Sybilla struck a daunting pose, faced the naval base, and made her declaration with pride.

 

“This is a warning to the depraved navy trying to defile this land! If you take any further steps to despoil our island, or if you attempt to harm this ship, then I shall bring a one-thousand-fold curse to bear against ye!”

 

In that moment, a genuine miracle occurred.

When Sybilla gallantly stood there, she was the spitting image of the legendary pirate Jackal himself.

For Bellmoon, the scimitar that had slain scores of pirates, she had a wedding bouquet. For the hook that mercilessly gouged any of her men who defied her, she had a leather boot. For the cruel parrot whose favorite food was the eyes of the dead, she had a large hawk. She’d constructed the tricorne hat that struck fear into all who beheld it with Thea’s bra and panties. And she’d imitated the cloak said to be covered in blood by taking the white cloth from Grete and soaking it in wine.

Then, the moment she took her position on the prow, they used the floodlights and generator to manifest the light that was said to have shone down from the heavens.

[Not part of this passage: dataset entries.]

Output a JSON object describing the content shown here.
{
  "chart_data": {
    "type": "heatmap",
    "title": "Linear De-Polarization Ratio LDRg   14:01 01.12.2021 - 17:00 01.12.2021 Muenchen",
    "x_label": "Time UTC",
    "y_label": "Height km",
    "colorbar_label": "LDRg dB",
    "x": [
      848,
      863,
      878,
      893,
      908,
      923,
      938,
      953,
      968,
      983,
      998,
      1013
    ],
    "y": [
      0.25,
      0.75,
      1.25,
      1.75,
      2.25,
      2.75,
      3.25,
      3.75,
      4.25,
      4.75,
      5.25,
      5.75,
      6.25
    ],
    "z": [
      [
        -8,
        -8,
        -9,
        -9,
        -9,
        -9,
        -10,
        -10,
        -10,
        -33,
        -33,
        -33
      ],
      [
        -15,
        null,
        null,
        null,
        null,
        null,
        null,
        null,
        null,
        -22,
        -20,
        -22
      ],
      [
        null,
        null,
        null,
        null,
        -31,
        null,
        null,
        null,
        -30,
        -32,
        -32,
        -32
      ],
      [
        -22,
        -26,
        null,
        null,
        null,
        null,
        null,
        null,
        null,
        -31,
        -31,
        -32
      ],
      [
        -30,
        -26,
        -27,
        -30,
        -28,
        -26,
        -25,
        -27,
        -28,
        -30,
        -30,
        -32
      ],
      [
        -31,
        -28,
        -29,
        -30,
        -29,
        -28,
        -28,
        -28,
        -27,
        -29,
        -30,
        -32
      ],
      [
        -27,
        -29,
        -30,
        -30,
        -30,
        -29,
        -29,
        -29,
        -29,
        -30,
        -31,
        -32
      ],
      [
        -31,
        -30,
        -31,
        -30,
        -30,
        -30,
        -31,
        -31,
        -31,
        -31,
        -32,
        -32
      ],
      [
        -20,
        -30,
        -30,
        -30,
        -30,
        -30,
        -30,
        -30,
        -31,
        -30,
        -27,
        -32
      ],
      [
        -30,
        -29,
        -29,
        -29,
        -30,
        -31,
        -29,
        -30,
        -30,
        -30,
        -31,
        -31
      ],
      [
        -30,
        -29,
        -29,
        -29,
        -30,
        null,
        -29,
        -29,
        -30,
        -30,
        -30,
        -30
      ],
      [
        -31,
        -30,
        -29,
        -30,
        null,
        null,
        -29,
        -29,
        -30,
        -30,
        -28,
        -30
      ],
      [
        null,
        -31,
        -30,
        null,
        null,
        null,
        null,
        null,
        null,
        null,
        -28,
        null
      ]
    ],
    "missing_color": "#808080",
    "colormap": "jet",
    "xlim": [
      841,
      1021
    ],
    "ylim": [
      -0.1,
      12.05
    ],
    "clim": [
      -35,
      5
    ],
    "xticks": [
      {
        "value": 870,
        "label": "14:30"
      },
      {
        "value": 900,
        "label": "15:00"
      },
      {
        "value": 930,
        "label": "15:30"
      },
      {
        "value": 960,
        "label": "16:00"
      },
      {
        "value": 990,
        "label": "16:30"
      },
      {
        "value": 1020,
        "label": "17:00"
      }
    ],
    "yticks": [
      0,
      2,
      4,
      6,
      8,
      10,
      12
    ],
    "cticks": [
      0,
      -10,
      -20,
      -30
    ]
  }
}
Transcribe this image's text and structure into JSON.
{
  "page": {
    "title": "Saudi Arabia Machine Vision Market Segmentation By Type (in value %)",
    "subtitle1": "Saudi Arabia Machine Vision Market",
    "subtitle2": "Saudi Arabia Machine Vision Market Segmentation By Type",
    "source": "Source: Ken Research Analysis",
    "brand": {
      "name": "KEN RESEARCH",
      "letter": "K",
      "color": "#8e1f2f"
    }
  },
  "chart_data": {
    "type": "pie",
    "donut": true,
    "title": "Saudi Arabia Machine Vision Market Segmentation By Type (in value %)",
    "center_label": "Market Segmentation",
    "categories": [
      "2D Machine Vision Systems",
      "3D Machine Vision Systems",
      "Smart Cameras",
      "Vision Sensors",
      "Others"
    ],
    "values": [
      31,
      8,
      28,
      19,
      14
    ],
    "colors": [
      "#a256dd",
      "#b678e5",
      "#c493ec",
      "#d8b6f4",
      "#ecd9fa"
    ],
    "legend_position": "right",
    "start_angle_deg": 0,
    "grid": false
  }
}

What’s more, the backlight effect it created served to cover up all the subtle differences between Sybilla and a genuine pirate.

All the items they’d collected over their vacation lined up perfectly with the pirate legend, and thanks to those coincidences, there she was—the Great Pirate Sybillan.

 

And then, just like that, the naval base’s battery ground to a halt.

 

“Wha………………………………?”

“““THEY STOOOOOOOOPPED!!”””

 

That was the second miracle.

Grenier had stopped before giving the order to fire. The appearance of someone eccentric enough to recreate the legend, no matter how clumsily, had exceeded the bounds of his comprehension—so much so that it had created doubt in his mind whether sinking the ship was really the correct call.

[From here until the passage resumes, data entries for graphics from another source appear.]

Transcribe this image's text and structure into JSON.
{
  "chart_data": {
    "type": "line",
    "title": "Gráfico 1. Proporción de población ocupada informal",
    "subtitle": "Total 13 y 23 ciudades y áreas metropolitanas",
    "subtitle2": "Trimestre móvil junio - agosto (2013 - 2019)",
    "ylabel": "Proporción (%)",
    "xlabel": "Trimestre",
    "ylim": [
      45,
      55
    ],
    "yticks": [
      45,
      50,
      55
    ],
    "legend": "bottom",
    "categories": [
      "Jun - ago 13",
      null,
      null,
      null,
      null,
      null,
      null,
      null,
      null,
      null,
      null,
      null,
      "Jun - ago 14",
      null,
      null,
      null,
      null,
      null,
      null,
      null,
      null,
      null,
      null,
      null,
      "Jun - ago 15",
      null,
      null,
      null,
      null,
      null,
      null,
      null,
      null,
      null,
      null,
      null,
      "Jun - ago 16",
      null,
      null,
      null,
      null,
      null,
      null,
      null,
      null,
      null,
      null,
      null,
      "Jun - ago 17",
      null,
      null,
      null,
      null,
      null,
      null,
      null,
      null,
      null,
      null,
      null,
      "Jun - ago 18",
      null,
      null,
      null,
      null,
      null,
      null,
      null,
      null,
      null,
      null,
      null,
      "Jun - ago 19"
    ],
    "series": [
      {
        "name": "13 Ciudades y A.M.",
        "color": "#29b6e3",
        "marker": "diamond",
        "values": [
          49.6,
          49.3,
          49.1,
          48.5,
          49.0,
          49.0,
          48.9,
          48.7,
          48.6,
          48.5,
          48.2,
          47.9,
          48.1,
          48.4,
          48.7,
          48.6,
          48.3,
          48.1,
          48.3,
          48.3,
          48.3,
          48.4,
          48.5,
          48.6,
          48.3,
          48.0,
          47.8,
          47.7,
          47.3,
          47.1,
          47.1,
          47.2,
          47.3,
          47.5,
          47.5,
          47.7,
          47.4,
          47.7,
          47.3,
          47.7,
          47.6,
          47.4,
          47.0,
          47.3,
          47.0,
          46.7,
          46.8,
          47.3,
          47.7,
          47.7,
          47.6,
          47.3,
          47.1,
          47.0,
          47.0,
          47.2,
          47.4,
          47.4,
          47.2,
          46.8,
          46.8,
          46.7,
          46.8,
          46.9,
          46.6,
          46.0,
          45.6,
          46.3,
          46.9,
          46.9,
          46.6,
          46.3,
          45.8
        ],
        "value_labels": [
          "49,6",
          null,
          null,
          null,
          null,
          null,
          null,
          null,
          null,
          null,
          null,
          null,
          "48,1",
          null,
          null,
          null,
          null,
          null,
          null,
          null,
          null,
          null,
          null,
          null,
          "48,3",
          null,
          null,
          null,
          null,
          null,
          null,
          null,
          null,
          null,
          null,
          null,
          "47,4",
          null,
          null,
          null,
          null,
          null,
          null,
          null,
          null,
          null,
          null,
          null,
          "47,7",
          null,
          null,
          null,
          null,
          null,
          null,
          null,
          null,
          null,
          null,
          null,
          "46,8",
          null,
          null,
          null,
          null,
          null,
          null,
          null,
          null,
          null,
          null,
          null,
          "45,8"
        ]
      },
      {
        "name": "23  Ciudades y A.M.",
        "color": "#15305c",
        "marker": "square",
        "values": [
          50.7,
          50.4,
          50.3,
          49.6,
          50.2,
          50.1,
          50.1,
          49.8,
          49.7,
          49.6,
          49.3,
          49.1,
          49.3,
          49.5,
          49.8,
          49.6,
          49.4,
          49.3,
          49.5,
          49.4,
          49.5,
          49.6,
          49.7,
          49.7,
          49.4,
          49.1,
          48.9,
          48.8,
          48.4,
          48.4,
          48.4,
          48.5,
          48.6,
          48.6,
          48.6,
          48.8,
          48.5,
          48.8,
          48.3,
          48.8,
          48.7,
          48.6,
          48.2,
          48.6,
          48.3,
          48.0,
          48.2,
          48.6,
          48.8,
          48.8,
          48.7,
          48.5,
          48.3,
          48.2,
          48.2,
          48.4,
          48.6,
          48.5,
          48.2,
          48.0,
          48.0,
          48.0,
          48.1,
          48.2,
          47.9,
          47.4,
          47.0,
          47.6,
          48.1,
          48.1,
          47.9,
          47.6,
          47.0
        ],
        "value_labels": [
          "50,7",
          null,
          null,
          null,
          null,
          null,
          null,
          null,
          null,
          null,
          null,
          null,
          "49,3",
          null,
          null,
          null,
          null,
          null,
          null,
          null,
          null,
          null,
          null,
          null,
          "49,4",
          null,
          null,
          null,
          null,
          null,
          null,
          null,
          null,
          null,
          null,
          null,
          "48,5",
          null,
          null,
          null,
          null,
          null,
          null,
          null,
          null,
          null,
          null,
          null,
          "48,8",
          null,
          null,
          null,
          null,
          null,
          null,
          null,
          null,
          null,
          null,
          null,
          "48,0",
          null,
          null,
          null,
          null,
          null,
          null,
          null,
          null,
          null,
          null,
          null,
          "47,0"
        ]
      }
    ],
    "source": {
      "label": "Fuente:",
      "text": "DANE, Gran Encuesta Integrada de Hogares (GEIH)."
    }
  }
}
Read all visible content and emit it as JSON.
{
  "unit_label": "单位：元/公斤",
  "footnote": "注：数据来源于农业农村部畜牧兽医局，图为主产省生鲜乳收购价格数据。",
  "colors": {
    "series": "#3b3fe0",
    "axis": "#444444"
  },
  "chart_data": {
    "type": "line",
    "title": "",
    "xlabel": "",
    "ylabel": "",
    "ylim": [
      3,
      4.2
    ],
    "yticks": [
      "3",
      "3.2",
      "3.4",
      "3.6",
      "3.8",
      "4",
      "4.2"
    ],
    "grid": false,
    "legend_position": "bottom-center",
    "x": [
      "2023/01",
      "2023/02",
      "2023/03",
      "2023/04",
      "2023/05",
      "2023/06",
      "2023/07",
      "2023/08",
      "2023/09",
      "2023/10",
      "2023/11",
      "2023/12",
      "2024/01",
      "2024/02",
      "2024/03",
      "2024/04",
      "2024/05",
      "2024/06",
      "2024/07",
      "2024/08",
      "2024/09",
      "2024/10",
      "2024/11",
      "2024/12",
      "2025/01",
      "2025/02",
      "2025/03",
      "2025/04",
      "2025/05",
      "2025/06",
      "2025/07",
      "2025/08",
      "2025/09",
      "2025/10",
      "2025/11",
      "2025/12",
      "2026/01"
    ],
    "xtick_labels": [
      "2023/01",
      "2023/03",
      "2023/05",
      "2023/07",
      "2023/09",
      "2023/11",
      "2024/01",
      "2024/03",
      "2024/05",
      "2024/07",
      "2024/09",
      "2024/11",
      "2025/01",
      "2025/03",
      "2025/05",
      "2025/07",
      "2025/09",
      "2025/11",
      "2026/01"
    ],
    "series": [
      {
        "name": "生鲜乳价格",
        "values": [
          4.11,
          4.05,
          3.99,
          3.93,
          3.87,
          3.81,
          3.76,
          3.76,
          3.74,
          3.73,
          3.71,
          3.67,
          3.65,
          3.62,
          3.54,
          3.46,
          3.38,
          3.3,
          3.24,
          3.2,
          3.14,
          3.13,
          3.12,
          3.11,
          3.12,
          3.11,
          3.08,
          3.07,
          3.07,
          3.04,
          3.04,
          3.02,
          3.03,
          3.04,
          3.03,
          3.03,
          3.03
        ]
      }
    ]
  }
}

Raftania was dumbfounded, and Monika, Lily, and Sybilla let out a cheer.

The girls weren’t sure what exactly was going on in the naval base, but they struck triumphant poses nonetheless.

“You think I scared ’em off?” Sybilla asked.

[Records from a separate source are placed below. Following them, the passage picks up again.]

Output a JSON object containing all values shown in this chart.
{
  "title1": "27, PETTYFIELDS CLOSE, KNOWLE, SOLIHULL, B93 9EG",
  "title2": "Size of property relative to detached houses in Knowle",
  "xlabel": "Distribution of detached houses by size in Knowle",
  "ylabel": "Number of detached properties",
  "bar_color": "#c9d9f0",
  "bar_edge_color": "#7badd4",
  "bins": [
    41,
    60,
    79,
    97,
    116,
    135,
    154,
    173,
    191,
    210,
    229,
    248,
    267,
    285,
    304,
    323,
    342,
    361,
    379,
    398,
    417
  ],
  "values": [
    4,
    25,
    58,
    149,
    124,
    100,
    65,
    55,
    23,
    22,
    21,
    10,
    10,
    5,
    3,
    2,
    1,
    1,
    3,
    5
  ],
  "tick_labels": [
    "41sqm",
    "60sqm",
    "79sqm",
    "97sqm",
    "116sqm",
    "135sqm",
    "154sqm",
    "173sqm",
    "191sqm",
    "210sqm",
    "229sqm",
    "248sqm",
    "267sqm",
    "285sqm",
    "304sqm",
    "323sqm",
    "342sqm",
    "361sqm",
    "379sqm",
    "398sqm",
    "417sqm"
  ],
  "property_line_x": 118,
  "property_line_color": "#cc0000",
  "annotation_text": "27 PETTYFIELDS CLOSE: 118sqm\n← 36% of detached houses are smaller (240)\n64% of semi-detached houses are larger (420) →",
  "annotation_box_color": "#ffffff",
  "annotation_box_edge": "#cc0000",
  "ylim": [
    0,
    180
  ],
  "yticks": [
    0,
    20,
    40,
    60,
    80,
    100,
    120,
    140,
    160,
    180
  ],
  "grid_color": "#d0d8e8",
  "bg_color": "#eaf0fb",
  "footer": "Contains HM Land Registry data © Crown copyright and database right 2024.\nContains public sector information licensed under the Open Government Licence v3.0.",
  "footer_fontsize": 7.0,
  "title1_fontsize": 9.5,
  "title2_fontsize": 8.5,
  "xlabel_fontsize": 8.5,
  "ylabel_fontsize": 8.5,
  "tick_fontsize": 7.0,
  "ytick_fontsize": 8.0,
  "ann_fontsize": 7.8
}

“What I think is that they were so confused, they didn’t know what to do,” Monika replied.

“The bottom line is, they didn’t blast us out of the water, and that means we can chalk this up as a win!” Lily said.

As things stood, the currents were going to carry the pirate ship back to the island where it would wash ashore right next to the naval base. When it did, the navy would take care of preserving it. The girls had successfully saved the ship. Now all they had left to do was to disappear without leaving any trace they’d been there.

Raftania was still standing in petrified disbelief, and Sybilla clapped her on the shoulder. “C’mon, let’s get outta here before things get messy.”

Raftania no longer had the willpower left to refuse. She gave a small nod, and Sybilla pulled her by the arm and disembarked from the ship.